Os servidores ligados ao Pronto Socorro de Porto Alegre, envolvidos na assistência e cuidados dos pacientes suspeitos ou portadores da infecção da COVID-19, terão direito ao recebimento de equipamentos de proteção individual (EPIs) adequados ao nível de biossegurança 4, em conformidade com as recomendações da ANVISA.
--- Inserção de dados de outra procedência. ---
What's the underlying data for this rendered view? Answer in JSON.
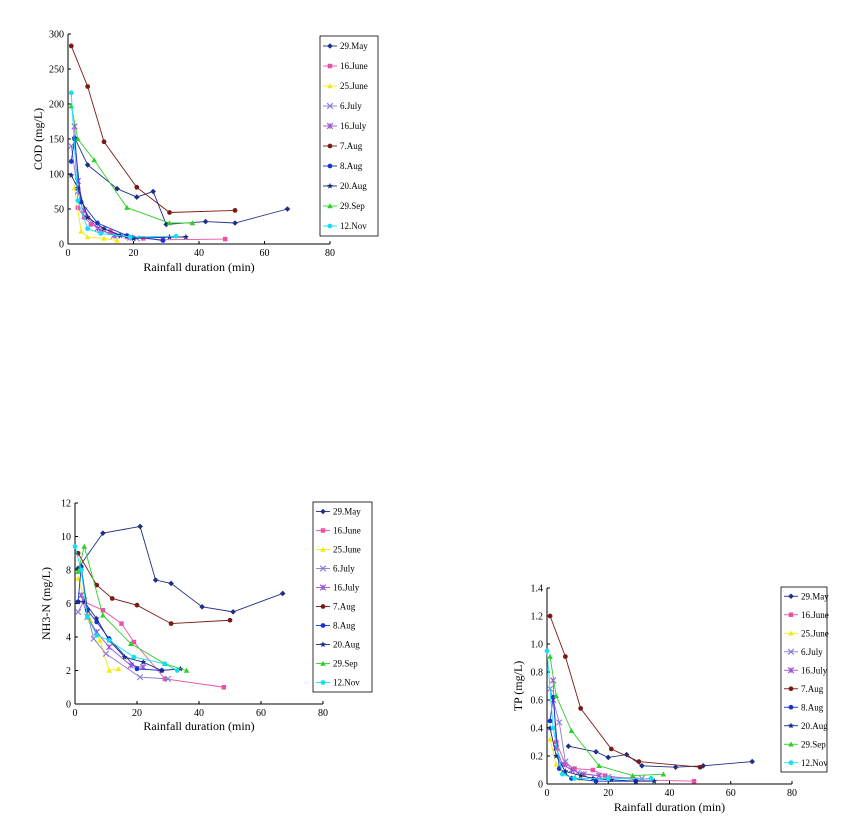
{
  "series_styles": [
    {
      "name": "29.May",
      "color": "#1f2f86",
      "marker": "diamond"
    },
    {
      "name": "16.June",
      "color": "#ee4fa6",
      "marker": "square"
    },
    {
      "name": "25.June",
      "color": "#f2ea11",
      "marker": "triangle"
    },
    {
      "name": "6.July",
      "color": "#8a7ad6",
      "marker": "x"
    },
    {
      "name": "16.July",
      "color": "#9a55d0",
      "marker": "star-x"
    },
    {
      "name": "7.Aug",
      "color": "#7a1a14",
      "marker": "circle"
    },
    {
      "name": "8.Aug",
      "color": "#1533d4",
      "marker": "circle"
    },
    {
      "name": "20.Aug",
      "color": "#142c86",
      "marker": "star"
    },
    {
      "name": "29.Sep",
      "color": "#2fd02a",
      "marker": "triangle"
    },
    {
      "name": "12.Nov",
      "color": "#12e0f0",
      "marker": "circle"
    }
  ],
  "chart_data": [
    {
      "type": "line",
      "xlabel": "Rainfall duration (min)",
      "ylabel": "COD (mg/L)",
      "xlim": [
        0,
        80
      ],
      "ylim": [
        0,
        300
      ],
      "xticks": [
        0,
        20,
        40,
        60,
        80
      ],
      "yticks": [
        0,
        50,
        100,
        150,
        200,
        250,
        300
      ],
      "legend": "right",
      "series": [
        {
          "name": "29.May",
          "x": [
            2,
            6,
            15,
            21,
            26,
            30,
            42,
            51,
            67
          ],
          "y": [
            152,
            113,
            79,
            67,
            75,
            28,
            32,
            30,
            50
          ]
        },
        {
          "name": "16.June",
          "x": [
            3,
            5,
            7,
            13,
            18,
            23,
            29,
            48
          ],
          "y": [
            52,
            38,
            28,
            18,
            10,
            8,
            6,
            7
          ]
        },
        {
          "name": "25.June",
          "x": [
            2,
            4,
            6,
            11,
            15
          ],
          "y": [
            80,
            18,
            10,
            8,
            5
          ]
        },
        {
          "name": "6.July",
          "x": [
            1,
            3,
            5,
            10,
            15,
            21
          ],
          "y": [
            140,
            75,
            40,
            20,
            12,
            8
          ]
        },
        {
          "name": "16.July",
          "x": [
            2,
            3,
            5,
            9,
            14,
            19
          ],
          "y": [
            168,
            90,
            48,
            22,
            12,
            9
          ]
        },
        {
          "name": "7.Aug",
          "x": [
            1,
            6,
            11,
            21,
            31,
            51
          ],
          "y": [
            283,
            225,
            146,
            81,
            45,
            48
          ]
        },
        {
          "name": "8.Aug",
          "x": [
            1,
            2,
            4,
            9,
            18,
            29
          ],
          "y": [
            118,
            150,
            60,
            30,
            12,
            5
          ]
        },
        {
          "name": "20.Aug",
          "x": [
            1,
            3,
            6,
            11,
            16,
            20,
            31,
            36
          ],
          "y": [
            98,
            80,
            38,
            22,
            12,
            8,
            10,
            10
          ]
        },
        {
          "name": "29.Sep",
          "x": [
            1,
            3,
            8,
            18,
            31,
            38
          ],
          "y": [
            197,
            150,
            120,
            52,
            30,
            30
          ]
        },
        {
          "name": "12.Nov",
          "x": [
            1,
            3,
            6,
            10,
            19,
            33
          ],
          "y": [
            216,
            62,
            22,
            15,
            10,
            11
          ]
        }
      ]
    },
    {
      "type": "line",
      "xlabel": "Rainfall duration (min)",
      "ylabel": "NH3-N (mg/L)",
      "xlim": [
        0,
        80
      ],
      "ylim": [
        0,
        12
      ],
      "xticks": [
        0,
        20,
        40,
        60,
        80
      ],
      "yticks": [
        0,
        2,
        4,
        6,
        8,
        10,
        12
      ],
      "legend": "right",
      "series": [
        {
          "name": "29.May",
          "x": [
            1,
            9,
            21,
            26,
            31,
            41,
            51,
            67
          ],
          "y": [
            8.1,
            10.2,
            10.6,
            7.4,
            7.2,
            5.8,
            5.5,
            6.6
          ]
        },
        {
          "name": "16.June",
          "x": [
            3,
            9,
            15,
            19,
            29,
            48
          ],
          "y": [
            6.1,
            5.6,
            4.8,
            3.7,
            1.5,
            1.0
          ]
        },
        {
          "name": "25.June",
          "x": [
            1,
            3,
            5,
            8,
            11,
            14
          ],
          "y": [
            7.5,
            6.3,
            5.0,
            3.8,
            2.0,
            2.1
          ]
        },
        {
          "name": "6.July",
          "x": [
            1,
            3,
            6,
            10,
            21,
            30
          ],
          "y": [
            5.5,
            6.2,
            3.9,
            3.0,
            1.6,
            1.5
          ]
        },
        {
          "name": "16.July",
          "x": [
            2,
            4,
            7,
            11,
            18,
            22
          ],
          "y": [
            6.5,
            5.2,
            4.3,
            3.4,
            2.3,
            2.2
          ]
        },
        {
          "name": "7.Aug",
          "x": [
            1,
            7,
            12,
            20,
            31,
            50
          ],
          "y": [
            9.0,
            7.1,
            6.3,
            5.9,
            4.8,
            5.0
          ]
        },
        {
          "name": "8.Aug",
          "x": [
            1,
            2,
            4,
            7,
            11,
            20,
            28
          ],
          "y": [
            6.1,
            8.2,
            5.6,
            4.9,
            3.9,
            2.1,
            2.0
          ]
        },
        {
          "name": "20.Aug",
          "x": [
            1,
            3,
            7,
            11,
            16,
            22,
            28,
            34
          ],
          "y": [
            6.1,
            6.1,
            5.1,
            3.8,
            2.8,
            2.5,
            2.0,
            2.1
          ]
        },
        {
          "name": "29.Sep",
          "x": [
            1,
            3,
            9,
            18,
            29,
            36
          ],
          "y": [
            7.9,
            9.4,
            5.3,
            3.6,
            2.4,
            2.0
          ]
        },
        {
          "name": "12.Nov",
          "x": [
            0,
            2,
            4,
            7,
            11,
            19,
            29,
            33
          ],
          "y": [
            9.4,
            8.0,
            5.2,
            4.1,
            3.8,
            2.8,
            2.4,
            2.0
          ]
        }
      ]
    },
    {
      "type": "line",
      "xlabel": "Rainfall duration (min)",
      "ylabel": "TP (mg/L)",
      "xlim": [
        0,
        80
      ],
      "ylim": [
        0,
        1.4
      ],
      "xticks": [
        0,
        20,
        40,
        60,
        80
      ],
      "yticks": [
        0,
        0.2,
        0.4,
        0.6,
        0.8,
        1.0,
        1.2,
        1.4
      ],
      "legend": "right",
      "series": [
        {
          "name": "29.May",
          "x": [
            7,
            16,
            20,
            26,
            31,
            42,
            51,
            67
          ],
          "y": [
            0.27,
            0.23,
            0.19,
            0.21,
            0.13,
            0.12,
            0.13,
            0.16
          ]
        },
        {
          "name": "16.June",
          "x": [
            3,
            6,
            9,
            15,
            19,
            29,
            48
          ],
          "y": [
            0.3,
            0.14,
            0.11,
            0.1,
            0.06,
            0.03,
            0.02
          ]
        },
        {
          "name": "25.June",
          "x": [
            1,
            3,
            5,
            8,
            11
          ],
          "y": [
            0.32,
            0.14,
            0.08,
            0.05,
            0.04
          ]
        },
        {
          "name": "6.July",
          "x": [
            1,
            2,
            4,
            6,
            10,
            20,
            31
          ],
          "y": [
            0.68,
            0.6,
            0.44,
            0.16,
            0.08,
            0.05,
            0.04
          ]
        },
        {
          "name": "16.July",
          "x": [
            2,
            3,
            5,
            8,
            12,
            17
          ],
          "y": [
            0.74,
            0.26,
            0.14,
            0.1,
            0.07,
            0.06
          ]
        },
        {
          "name": "7.Aug",
          "x": [
            1,
            6,
            11,
            21,
            30,
            50
          ],
          "y": [
            1.2,
            0.91,
            0.54,
            0.25,
            0.16,
            0.12
          ]
        },
        {
          "name": "8.Aug",
          "x": [
            1,
            2,
            4,
            8,
            16,
            29
          ],
          "y": [
            0.45,
            0.62,
            0.11,
            0.04,
            0.02,
            0.02
          ]
        },
        {
          "name": "20.Aug",
          "x": [
            1,
            3,
            6,
            11,
            15,
            21,
            29,
            35
          ],
          "y": [
            0.4,
            0.2,
            0.09,
            0.06,
            0.04,
            0.03,
            0.02,
            0.02
          ]
        },
        {
          "name": "29.Sep",
          "x": [
            1,
            3,
            8,
            17,
            28,
            38
          ],
          "y": [
            0.91,
            0.63,
            0.38,
            0.13,
            0.06,
            0.07
          ]
        },
        {
          "name": "12.Nov",
          "x": [
            0,
            2,
            5,
            9,
            20,
            34
          ],
          "y": [
            0.95,
            0.4,
            0.07,
            0.04,
            0.04,
            0.04
          ]
        }
      ]
    }
  ]
}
A Associação dos Servidores do Hospital de Pronto Socorro (ASHPS) e o SERGS (como parte interessada) obtiveram decisão judicial favorável à ação civil pública ajuizada contra o Município de Porto Alegre, no último dia 31 de março, em face do estado de calamidade pública provocado pela pandemia de Coronavírus. Na ação, as entidades exigiam o fornecimento dos EPIs aos profissionais da linha de frente no Pronto Socorro, Hospital Materno-Infantil Presidente Vargas, PACS, SAMU e UBSs

A tutela concedida pela 1ª Vara da Fazenda Pública de Porto Alegre determina que estes EPIs sejam fornecidos imediatamente aos trabalhadores, inclusive possibilitando a realização de testes para detecção precoce da doença a todos aqueles profissionais sintomáticos ou suspeitos. Também assegura a realocação dos servidores do grupo de risco para setores sem atendimento ao público ou seu afastamento enquanto perdurar a pandemia, sem prejuízo da remuneração.

A Procuradoria-Geral do Município já foi intimada da decisão.